Issue No. I/6076/2026, Dated: 02.03.2026
The Securities and Exchange Board of India (SEBI) has issued informal guidance clarifying whether a cousin of a promoter or director would be regarded as a person “related to promoters or directors” under Regulation 16(1)(b)(iii) of the SEBI (Listing Obligations and Disclosure Requirements) Regulations, 2015 (LODR Regulations).
The clarification was issued in response to a query raised by a company regarding eligibility for appointment as an Independent Director.
1. Query Raised Before SEBI
The company sought guidance on whether a cousin of a promoter or director would fall within the category of persons related to promoters or directors and consequently be disqualified from appointment as an Independent Director under the independence criteria prescribed in the LODR Regulations.
2. Cousin Not Covered Within Definition of “Relative”
SEBI clarified that a cousin is not included within the definition of “relative” under:
- The Companies Act, 2013; and
- The SEBI (LODR) Regulations, 2015
Accordingly, a cousin of a promoter or director is not automatically regarded as a person related to promoters or directors merely by virtue of such relationship.
3. Eligibility for Appointment as Independent Director
Based on the above interpretation, SEBI clarified that a cousin of a promoter or director may be eligible for appointment as an Independent Director.
The relationship of cousinship, by itself, would not constitute a disqualification under the relevant independence criteria.
4. Subject to Fulfilment of Other Eligibility Conditions
SEBI has emphasised that eligibility would remain subject to compliance with all other applicable conditions prescribed under:
- The Companies Act, 2013;
- The SEBI (LODR) Regulations, 2015; and
- Other applicable provisions governing appointment and independence of directors.
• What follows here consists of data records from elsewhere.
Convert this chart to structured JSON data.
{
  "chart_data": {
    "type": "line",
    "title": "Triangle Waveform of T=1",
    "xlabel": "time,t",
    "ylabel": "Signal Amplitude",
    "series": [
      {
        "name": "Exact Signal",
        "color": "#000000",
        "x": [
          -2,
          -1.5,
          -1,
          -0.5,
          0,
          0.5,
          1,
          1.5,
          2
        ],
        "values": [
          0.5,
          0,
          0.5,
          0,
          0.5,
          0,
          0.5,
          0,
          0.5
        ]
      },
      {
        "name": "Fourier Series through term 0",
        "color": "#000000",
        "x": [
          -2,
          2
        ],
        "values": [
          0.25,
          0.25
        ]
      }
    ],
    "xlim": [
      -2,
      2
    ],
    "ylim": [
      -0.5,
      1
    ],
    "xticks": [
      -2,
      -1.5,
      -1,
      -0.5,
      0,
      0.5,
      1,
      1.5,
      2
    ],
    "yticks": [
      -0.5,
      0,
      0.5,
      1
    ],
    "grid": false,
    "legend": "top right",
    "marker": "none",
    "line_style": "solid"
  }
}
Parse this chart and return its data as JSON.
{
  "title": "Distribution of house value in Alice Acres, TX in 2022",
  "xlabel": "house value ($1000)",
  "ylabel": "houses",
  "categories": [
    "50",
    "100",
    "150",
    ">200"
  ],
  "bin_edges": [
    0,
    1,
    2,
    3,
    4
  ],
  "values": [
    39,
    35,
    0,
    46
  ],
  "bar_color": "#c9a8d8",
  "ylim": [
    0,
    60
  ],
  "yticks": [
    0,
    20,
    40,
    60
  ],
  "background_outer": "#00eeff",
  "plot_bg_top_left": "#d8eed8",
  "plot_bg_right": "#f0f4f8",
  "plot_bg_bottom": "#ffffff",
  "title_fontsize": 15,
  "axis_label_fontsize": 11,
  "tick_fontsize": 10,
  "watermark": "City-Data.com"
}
Accordingly, the proposed appointee must satisfy all other independence and eligibility requirements before being appointed as an Independent Director.
5. Significance of the Clarification
The guidance provides interpretational clarity regarding the scope of relationships that may affect independence under the corporate governance framework.
It confirms that relationships not covered within the statutory definition of “relative” are not automatically treated as disqualifying relationships for purposes of determining eligibility as an Independent Director.
6. Objective of the Clarification
The clarification seeks to provide certainty in the application of independence criteria under the LODR Regulations and ensure consistency in interpretation of the term “related to promoters or directors” while assessing eligibility for appointment as Independent Directors.